Aronofsky, inancı doğrultusunda, 'Tanrı' kelimesi yerine, 'yaratıcı' kelimesini kullanmayı tercih etmiş. Musevi kökenli olan yönetmenimiz için bazı yerlerde 'ateist' denilse de, çektiği filmlerden, bir tasarımcı olduğu inancına sahip olduğunu düşünüyorum. Methusellah ile torunu Noah arasındaki ilişki, kafasındaki yaratıcı-insan arasındaki ilişki gibi geldi bana. Bazı bölümlerde kelimesi kelimesine hikayeye sadık kalmış, bazı bölümlerde filme duygu katmak için doğaçlama yapmış (tufandan sonra gemide geçenlerin hiçbiri kitapta yer almıyor). Özellikle, yaratılışın ilk altı gününü, kitapta yazanla bilimi birleştirerek yorumlaması bence gayet başarılı. İlk gün oluşumundaki büyük patlama ve hayvanların evrimleşerek türlere ayrılması buna en önemli iki örnek (Charles Darwin'in ortak tek bir atadan türeyen canlı evrimi değilde, Lamarck'ın savunduğu gibi, birkaç atadan türeyişi görüyoruz). Aşağıda bu yaratılış videosunu paylaştım, filmi izlemediyseniz izlemenizi tavsiye etmiyorum. İzleyenlerin de bir daha izlemesini tavsiye ediyorum. Son yarım dakikaya dikkat; brother against brother, nation against nation, man against creation.
Ortaokulda, Noah ile ilgili yazmış olduğu şiirle, okulunda ödüle layık görülen Aronofsky'nin, bu konuya ayrı bir ilgisinin olduğunu ve yıllar boyunca bu filmi çekmeyi hayal ettiğini düşünebiliyorum. Sizlere düşen, aynı kitabı yorumladığınız gibi yüzeysel değilde, Aronofsky'nin, aralara serpiştirdiği kendi yorumuna konsantre olmanız.İnsan yasak meyveyi yediğinde çıplak olduğunu farketti ve utanç duygusunu hissetti. Yasak meyve ile gelen; nefret,hırs,kibir gibi 'kötü' olarak nitelendirebileceğimiz duygularla dünyaya sürüldü. Aden Bahçesi'ni hakettiğini gösterebilmek için bu duygulardan arınması gerekiyordu. İnsan için umut var mıydı ? Noah insan ırkıyla ilgili umutlarını kaybetmişken, Ila'nın kucağındaki ikizleri gördü. Ve onlara bakarken içindeki yasak meyve kalıntıları bir anda yok oldu. İnsanoğlu o bahçeye girecekse, bu karşılıksız sevgi ve karşılıksız iyilikle olacaktı. İnsan için hala umut vardı. Ve Noah, o iki bebeği öldürmedi.
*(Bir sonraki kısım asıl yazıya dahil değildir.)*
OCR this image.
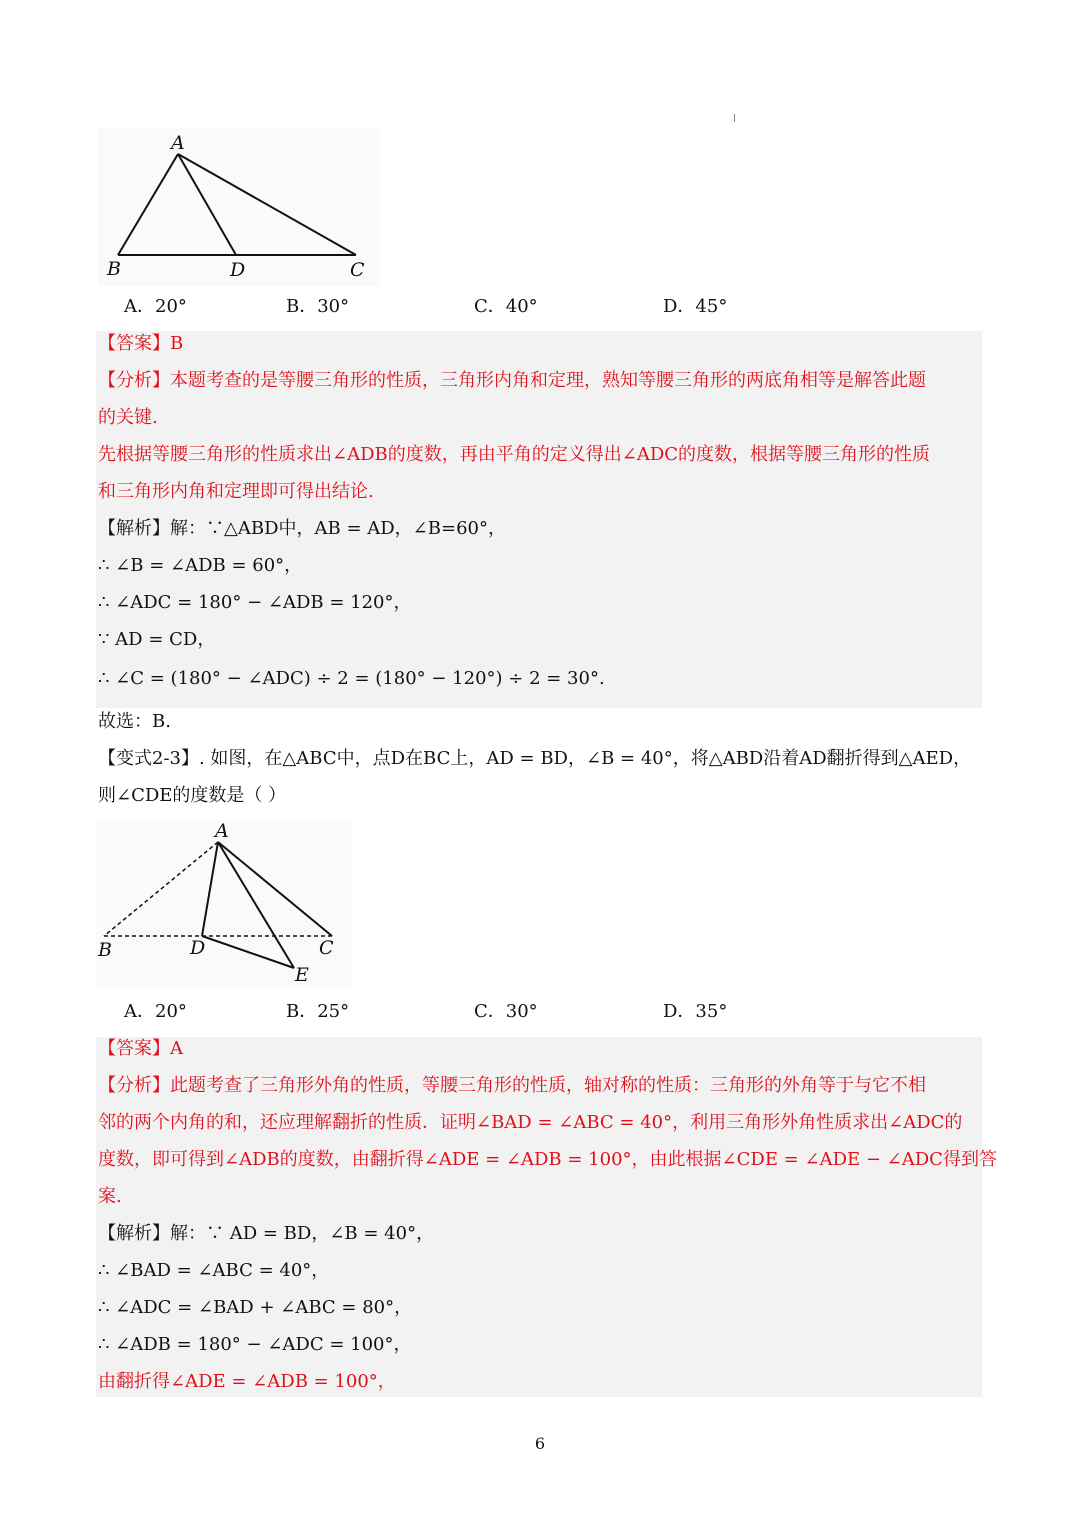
A
B	D	C
A．20°	B．30°	C．40°	D．45°
【答案】B
【分析】本题考查的是等腰三角形的性质，三角形内角和定理，熟知等腰三角形的两底角相等是解答此题
的关键.
先根据等腰三角形的性质求出∠ADB的度数，再由平角的定义得出∠ADC的度数，根据等腰三角形的性质
和三角形内角和定理即可得出结论.
【解析】解：∵△ABD中，AB = AD，∠B=60°，
∴ ∠B = ∠ADB = 60°，
∴ ∠ADC = 180° − ∠ADB = 120°，
∵ AD = CD，
∴ ∠C = (180° − ∠ADC) ÷ 2 = (180° − 120°) ÷ 2 = 30°.
故选：B.
【变式2-3】. 如图，在△ABC中，点D在BC上，AD = BD，∠B = 40°，将△ABD沿着AD翻折得到△AED，
则∠CDE的度数是（ ）
A
B	D	C
E
A．20°	B．25°	C．30°	D．35°
【答案】A
【分析】此题考查了三角形外角的性质，等腰三角形的性质，轴对称的性质：三角形的外角等于与它不相
邻的两个内角的和，还应理解翻折的性质．证明∠BAD = ∠ABC = 40°，利用三角形外角性质求出∠ADC的
度数，即可得到∠ADB的度数，由翻折得∠ADE = ∠ADB = 100°，由此根据∠CDE = ∠ADE − ∠ADC得到答
案.
【解析】解：∵ AD = BD，∠B = 40°，
∴ ∠BAD = ∠ABC = 40°，
∴ ∠ADC = ∠BAD + ∠ABC = 80°，
∴ ∠ADB = 180° − ∠ADC = 100°，
由翻折得∠ADE = ∠ADB = 100°，
6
Filmin sonunda ise gökyüzünde gördüğümüz gökküşağından Tevrat'ta şöyle bahsediliyor; 'tufandan sonra bulut üzerine yay çektim ve bunu bir daha kıyamet kopana değin bu şiddette yağmur yağmayacağının nişanesi kılmaya ahdetim'.
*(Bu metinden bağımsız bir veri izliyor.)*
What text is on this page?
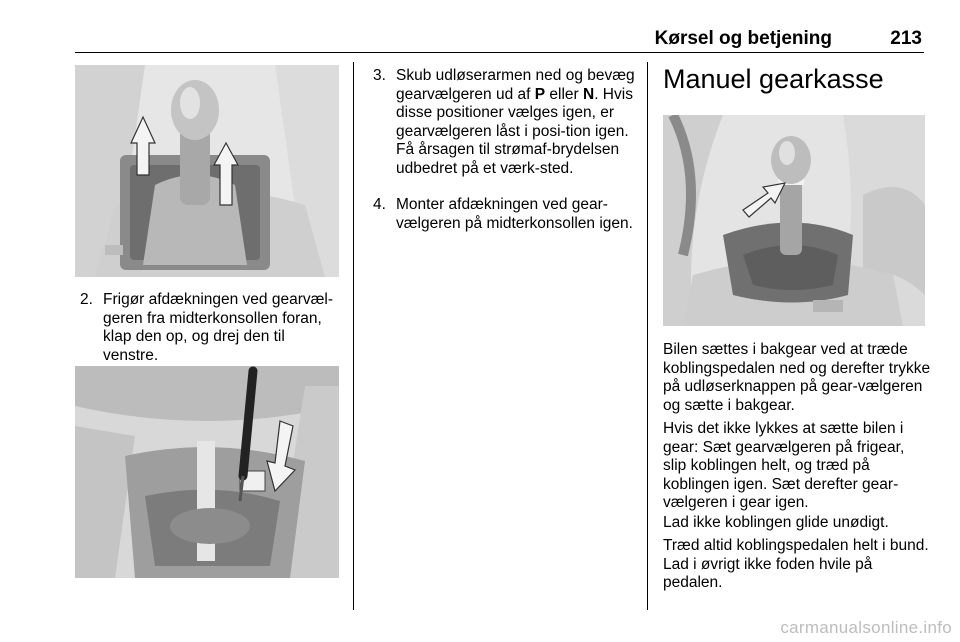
Kørsel og betjening	213
2. Frigør afdækningen ved gearvæl-geren fra midterkonsollen foran, klap den op, og drej den til venstre.
3. Skub udløserarmen ned og bevæg gearvælgeren ud af P eller N. Hvis disse positioner vælges igen, er gearvælgeren låst i posi-tion igen. Få årsagen til strømaf-brydelsen udbedret på et værk-sted.
4. Monter afdækningen ved gear-vælgeren på midterkonsollen igen.
Manuel gearkasse
Bilen sættes i bakgear ved at træde koblingspedalen ned og derefter trykke på udløserknappen på gear-vælgeren og sætte i bakgear.
Hvis det ikke lykkes at sætte bilen i gear: Sæt gearvælgeren på frigear, slip koblingen helt, og træd på koblingen igen. Sæt derefter gear-vælgeren i gear igen.
Lad ikke koblingen glide unødigt.
Træd altid koblingspedalen helt i bund. Lad i øvrigt ikke foden hvile på pedalen.
carmanualsonline.info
İnsan olarak, neyi nasıl yorumlayacağımız bize kalmış. Bu filme gelecek olursak; bence görsel olarak gayet başarılı. Clint Mansell'in müzikleri zaten fevkalade. Bilinen bir konuyu, minimum tepki almaya çalışarak yorumlamış Aronofsky. Bende olumlu duygular bıraktı, umarım sizde beğenirsiniz. İyi seyirler.